Study used blood drawn from admitted patients
The Dutch study analyzed blood from 123 patients admitted to the hospital in Nijmegen who were treated with COVID-19 and matched those against blood from 184 controls. The researchers tracked the patients to one of three outcomes: discharge from the hospital, 2) admission to the intensive care unit (ICU) for intubation and mechanical ventilation, or 3) death. Patients who were released form the hospital were classified has having ‘good’ outcomes; the other two groups fell into the ‘bad’ category.
Their measurements showed that dp-ucMGP was significantly lower in COVID-19 patients compared to controls, and dp-ucMGP levels were significantly lower in COVID-19 patients who fell into the bad group. And low dp-ucMGP levels were significantly correlated with desmosine levels. Measuring desmosine, a product of the breakdown of elastin, has been shown as a valid biomarker for lung health status.

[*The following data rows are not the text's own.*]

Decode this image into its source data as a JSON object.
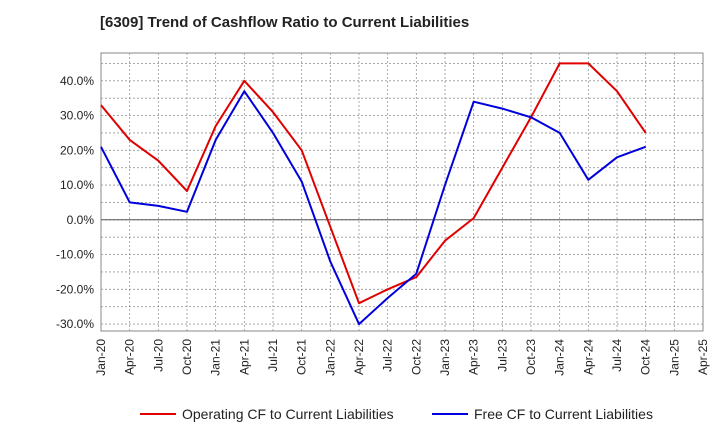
{
  "chart_data": {
    "type": "line",
    "title": "[6309]  Trend of Cashflow Ratio to Current Liabilities",
    "xlabel": "",
    "ylabel": "",
    "categories": [
      "Jan-20",
      "Apr-20",
      "Jul-20",
      "Oct-20",
      "Jan-21",
      "Apr-21",
      "Jul-21",
      "Oct-21",
      "Jan-22",
      "Apr-22",
      "Jul-22",
      "Oct-22",
      "Jan-23",
      "Apr-23",
      "Jul-23",
      "Oct-23",
      "Jan-24",
      "Apr-24",
      "Jul-24",
      "Oct-24",
      "Jan-25",
      "Apr-25"
    ],
    "ylim": [
      -32,
      48
    ],
    "yticks": [
      -30,
      -20,
      -10,
      0,
      10,
      20,
      30,
      40
    ],
    "ytick_labels": [
      "-30.0%",
      "-20.0%",
      "-10.0%",
      "0.0%",
      "10.0%",
      "20.0%",
      "30.0%",
      "40.0%"
    ],
    "grid": true,
    "legend_position": "bottom",
    "series": [
      {
        "name": "Operating CF to Current Liabilities",
        "color": "#e00000",
        "values": [
          33.0,
          23.0,
          17.0,
          8.3,
          27.0,
          40.0,
          31.0,
          20.0,
          -2.0,
          -24.0,
          -20.0,
          -16.5,
          -6.0,
          0.5,
          15.0,
          29.5,
          45.0,
          45.0,
          37.0,
          25.0,
          null,
          null
        ]
      },
      {
        "name": "Free CF to Current Liabilities",
        "color": "#0000dd",
        "values": [
          21.0,
          5.0,
          4.0,
          2.3,
          23.0,
          37.0,
          25.0,
          11.0,
          -12.0,
          -30.0,
          -22.5,
          -15.5,
          10.0,
          34.0,
          32.0,
          29.5,
          25.0,
          11.5,
          18.0,
          21.0,
          null,
          null
        ]
      }
    ]
  }
}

The researchers found that deficiency of vitamin K might be suspected to be associated with worse COVID-19 outcomes, given that patients with severe COVID-19 are more likely to have comorbidities such as diabetes type 2, hypertension, and cardiovascular diseases, which are associated with reduced vitamin K status.
More research needed to establish mechanistic link
In the current pandemic climate many consumers are prone to grasp at any product that can claim some sort of potential health benefit. The Dutch researchers cautioned that more research needs to be done before any mechanistic link between low vitamin K status and better COVID-19 outcomes could be firmly established.
“It might be tempting to speculate that vitamin K administration has an improving effect on vitamin K status in severe COVID-19 patients; however, this has never been studied in this patient group. Additionally, whether improving vitamin K status would correlate with better prognosis in SARS-CoV-2-infected individuals has to be tested,” they write. “Preliminary evidence was provided suggesting a potential mechanistic link between reduced vitamin K status and accelerated tissue degradation. An intervention trial is now needed to assess whether vitamin K administration improves outcome in patients with COVID-19.”
“Supplementation of vitamin K increases the vitamin K status in the body as measured by the level of active vitamin K-dependent proteins, and vitamin K2 is clearly the best form of vitamin K due to its superior bioactivity. MGP is the most potent known inhibitor of vascular calcification to date. MGP is a K-dependent protein already present in the body, but it needs adequate vitamin K2 to be activated to perform its function,” said Dr Hogne Vik, MD, Nattopharma’s chief medical officer.
Reduced Vitamin K Status as A Potentially Modifiable Prognostic Risk Factor in COVID-19
Authors: Dofferhoff ASM, Piscaer I, Schurgers LJ, et al.